(36c) On-Line Studies of Pd Based Sorbents for the Removal of Gaseous Metal Contaminants: Capture and Regeneration
- Conference: AIChE Spring Meeting and Global Congress on Process Safety
- Year: 2010
- Proceeding: 2010 Spring Meeting & 6th Global Congress on Process Safety
- Group: Advanced Fossil Energy Utilization
- Time: Monday, March 22, 2010 - 3:20pm-3:45pm
The Integrated Gasification Combined Cycle (IGCC) is a promising technology for the future use of coal to provide clean energy in a more efficient manner. During this process, many of the trace elements present in coal are volatilized, and remain in the gas phase through the gas turbine, only to be released in the resulting flue gas. Trace metals are of particular environmental concern, and thermodynamic studies have indicated that Hg (as elemental Hg), Se (as hydrogen selenide, H2Se) and As (as arsine, AsH3), as well as P (as phosphine, PH3) will be present as gaseous metal species. While mercury has long been of concern, there is increasing evidence that the other trace metals will have a significant environmental impact if coal continues to be a primary source of energy as expected. It is desirable to have regenerable sorbents for the removal of trace contaminants from high temperature syngas, in order to preserve the high thermal efficiency of the IGCC Process. While a number of sorbents, catalysts, scrubber solutions, and irradiation techniques have been developed for the capture of mercury, including activated carbons, Thief Process carbons, wet scrubbers, precious metal catalysts, and ultraviolet light at 253.7-nm, these sorbents and techniques will likely show limited capability when exposed to the other trace metal contaminants at elevated temperatures. In this study, Pd-Al2O3 sorbents have been studied under a variety of relevant conditions.

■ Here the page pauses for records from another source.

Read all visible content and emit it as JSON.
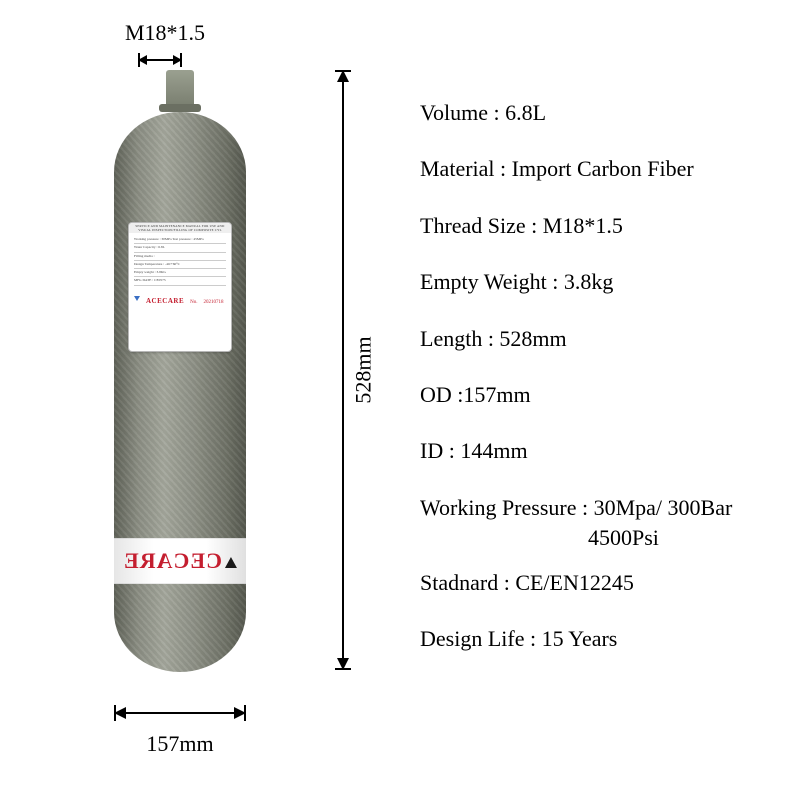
{
  "dimensions": {
    "thread_label": "M18*1.5",
    "height_label": "528mm",
    "width_label": "157mm"
  },
  "cylinder": {
    "body_color_gradient": [
      "#5f6258",
      "#8a8d82",
      "#a4a79c",
      "#8e9186",
      "#6e7166",
      "#55584e"
    ],
    "neck_color": "#8a8f80",
    "brand_text": "CECARE",
    "brand_color": "#c41e2f",
    "label": {
      "header": "SERVICE AND MAINTENANCE MANUAL FOR USE AND VISUAL INSPECTION/FILLING OF COMPOSITE CYL",
      "brand": "ACECARE",
      "no_prefix": "No.",
      "no_value": "20210718",
      "rows": [
        "Working pressure : 30MPa  Test pressure : 45MPa",
        "Water Capacity : 6.8L",
        "Filling media :",
        "Design Temperature : -40/+60°C",
        "Empty weight : 3.8KG",
        "MFG DATE :   CE0575"
      ]
    }
  },
  "specs": [
    {
      "label": "Volume",
      "value": "6.8L"
    },
    {
      "label": "Material",
      "value": "Import Carbon Fiber"
    },
    {
      "label": "Thread Size",
      "value": "M18*1.5"
    },
    {
      "label": "Empty Weight",
      "value": "3.8kg"
    },
    {
      "label": "Length",
      "value": "528mm"
    },
    {
      "label": "OD",
      "value": "157mm"
    },
    {
      "label": "ID",
      "value": "144mm"
    },
    {
      "label": "Working Pressure",
      "value": "30Mpa/ 300Bar",
      "sub": "4500Psi"
    },
    {
      "label": "Stadnard",
      "value": "CE/EN12245"
    },
    {
      "label": "Design Life",
      "value": "15 Years"
    }
  ],
  "styling": {
    "background_color": "#ffffff",
    "text_color": "#000000",
    "dimension_line_color": "#000000",
    "font_family": "Times New Roman",
    "spec_fontsize_pt": 16,
    "dimension_fontsize_pt": 16
  }
}
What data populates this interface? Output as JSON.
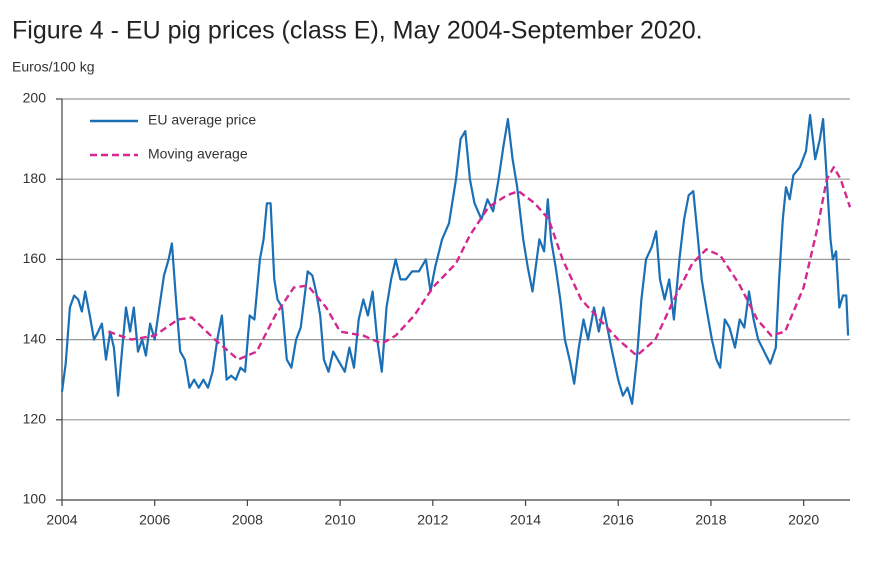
{
  "chart_data": {
    "type": "line",
    "title": "Figure 4 - EU pig prices (class E), May 2004-September 2020.",
    "y_label": "Euros/100 kg",
    "xlim": [
      2004,
      2021
    ],
    "xticks": [
      2004,
      2006,
      2008,
      2010,
      2012,
      2014,
      2016,
      2018,
      2020
    ],
    "ylim": [
      100,
      200
    ],
    "yticks": [
      100,
      120,
      140,
      160,
      180,
      200
    ],
    "grid": true,
    "legend": "top-left",
    "series": [
      {
        "name": "EU average price",
        "color": "#1b6fb5",
        "style": "solid",
        "x": [
          2004.0,
          2004.08,
          2004.17,
          2004.26,
          2004.35,
          2004.43,
          2004.5,
          2004.6,
          2004.69,
          2004.78,
          2004.86,
          2004.95,
          2005.04,
          2005.12,
          2005.21,
          2005.3,
          2005.38,
          2005.47,
          2005.55,
          2005.64,
          2005.73,
          2005.81,
          2005.9,
          2006.0,
          2006.1,
          2006.2,
          2006.3,
          2006.37,
          2006.46,
          2006.55,
          2006.65,
          2006.75,
          2006.85,
          2006.95,
          2007.05,
          2007.15,
          2007.25,
          2007.35,
          2007.45,
          2007.55,
          2007.65,
          2007.75,
          2007.85,
          2007.95,
          2008.05,
          2008.15,
          2008.27,
          2008.35,
          2008.42,
          2008.5,
          2008.58,
          2008.65,
          2008.75,
          2008.85,
          2008.95,
          2009.05,
          2009.15,
          2009.3,
          2009.4,
          2009.48,
          2009.57,
          2009.65,
          2009.75,
          2009.85,
          2010.0,
          2010.1,
          2010.2,
          2010.3,
          2010.4,
          2010.5,
          2010.6,
          2010.7,
          2010.8,
          2010.9,
          2011.0,
          2011.1,
          2011.2,
          2011.3,
          2011.42,
          2011.55,
          2011.7,
          2011.85,
          2011.95,
          2012.05,
          2012.2,
          2012.35,
          2012.5,
          2012.6,
          2012.7,
          2012.8,
          2012.9,
          2013.05,
          2013.18,
          2013.3,
          2013.42,
          2013.52,
          2013.62,
          2013.72,
          2013.82,
          2013.95,
          2014.05,
          2014.15,
          2014.3,
          2014.4,
          2014.48,
          2014.55,
          2014.65,
          2014.75,
          2014.85,
          2014.95,
          2015.05,
          2015.15,
          2015.25,
          2015.35,
          2015.48,
          2015.58,
          2015.68,
          2015.85,
          2016.0,
          2016.1,
          2016.2,
          2016.3,
          2016.4,
          2016.5,
          2016.6,
          2016.72,
          2016.82,
          2016.9,
          2017.0,
          2017.1,
          2017.2,
          2017.32,
          2017.42,
          2017.52,
          2017.62,
          2017.72,
          2017.8,
          2017.9,
          2018.02,
          2018.12,
          2018.2,
          2018.3,
          2018.4,
          2018.52,
          2018.62,
          2018.72,
          2018.82,
          2018.92,
          2019.02,
          2019.15,
          2019.28,
          2019.4,
          2019.47,
          2019.55,
          2019.62,
          2019.7,
          2019.78,
          2019.92,
          2020.05,
          2020.14,
          2020.25,
          2020.35,
          2020.42,
          2020.5,
          2020.58,
          2020.63,
          2020.7,
          2020.77,
          2020.85,
          2020.92,
          2020.96
        ],
        "values": [
          127,
          134,
          148,
          151,
          150,
          147,
          152,
          146,
          140,
          142,
          144,
          135,
          142,
          138,
          126,
          138,
          148,
          142,
          148,
          137,
          140,
          136,
          144,
          140,
          148,
          156,
          160,
          164,
          150,
          137,
          135,
          128,
          130,
          128,
          130,
          128,
          132,
          140,
          146,
          130,
          131,
          130,
          133,
          132,
          146,
          145,
          160,
          165,
          174,
          174,
          155,
          150,
          148,
          135,
          133,
          140,
          143,
          157,
          156,
          152,
          146,
          135,
          132,
          137,
          134,
          132,
          138,
          133,
          145,
          150,
          146,
          152,
          140,
          132,
          148,
          155,
          160,
          155,
          155,
          157,
          157,
          160,
          152,
          158,
          165,
          169,
          180,
          190,
          192,
          180,
          174,
          170,
          175,
          172,
          180,
          188,
          195,
          185,
          178,
          165,
          158,
          152,
          165,
          162,
          175,
          165,
          158,
          150,
          140,
          135,
          129,
          138,
          145,
          140,
          148,
          142,
          148,
          138,
          130,
          126,
          128,
          124,
          135,
          150,
          160,
          163,
          167,
          155,
          150,
          155,
          145,
          160,
          170,
          176,
          177,
          165,
          155,
          148,
          140,
          135,
          133,
          145,
          143,
          138,
          145,
          143,
          152,
          145,
          140,
          137,
          134,
          138,
          155,
          170,
          178,
          175,
          181,
          183,
          187,
          196,
          185,
          190,
          195,
          180,
          165,
          160,
          162,
          148,
          151,
          151,
          141
        ]
      },
      {
        "name": "Moving average",
        "color": "#d4278f",
        "style": "dashed",
        "x": [
          2005.0,
          2005.5,
          2006.0,
          2006.5,
          2006.8,
          2007.3,
          2007.8,
          2008.2,
          2008.6,
          2009.0,
          2009.3,
          2009.7,
          2010.0,
          2010.5,
          2010.9,
          2011.2,
          2011.6,
          2012.0,
          2012.5,
          2012.8,
          2013.2,
          2013.6,
          2013.85,
          2014.2,
          2014.5,
          2014.8,
          2015.2,
          2015.6,
          2016.0,
          2016.4,
          2016.8,
          2017.2,
          2017.6,
          2017.9,
          2018.2,
          2018.6,
          2019.0,
          2019.3,
          2019.6,
          2020.0,
          2020.3,
          2020.5,
          2020.65,
          2020.8,
          2021.0
        ],
        "values": [
          142,
          140,
          141,
          145,
          145.5,
          140,
          135,
          137,
          146,
          153,
          153.5,
          148,
          142,
          141,
          139,
          141,
          146,
          153,
          159,
          166,
          173,
          176,
          177,
          174,
          170,
          160,
          150,
          145,
          140,
          136,
          140,
          150,
          159,
          162.5,
          161,
          154,
          145,
          141,
          142,
          153,
          168,
          180,
          183,
          180,
          173
        ]
      }
    ]
  }
}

The 350-minute sorption capacity of sorbents with several different Pd loading capacities, and at 3 relevant temperatures, were studied using a 10 mg packed bed column, followed by digestion and analysis using ICP-AES. The sorbent were characterized after exposure to the contaminants was observed using XRD and XPS. Breakthrough curves for each of the contaminants were developed on 20% Pd/Al2O3 to demonstrate complete removal, and on 2% Pd/Al2O3, to determine maximum loading capacity, using real-time analysis of removal using a commercial GC/ion trap MS system. The influence of multiple contaminants was explored by performing breakthrough curves with multiple contaminants present. Thermal regeneration of the used 2% Pd/Al2O3 sorbents at 550°C, has also been studied.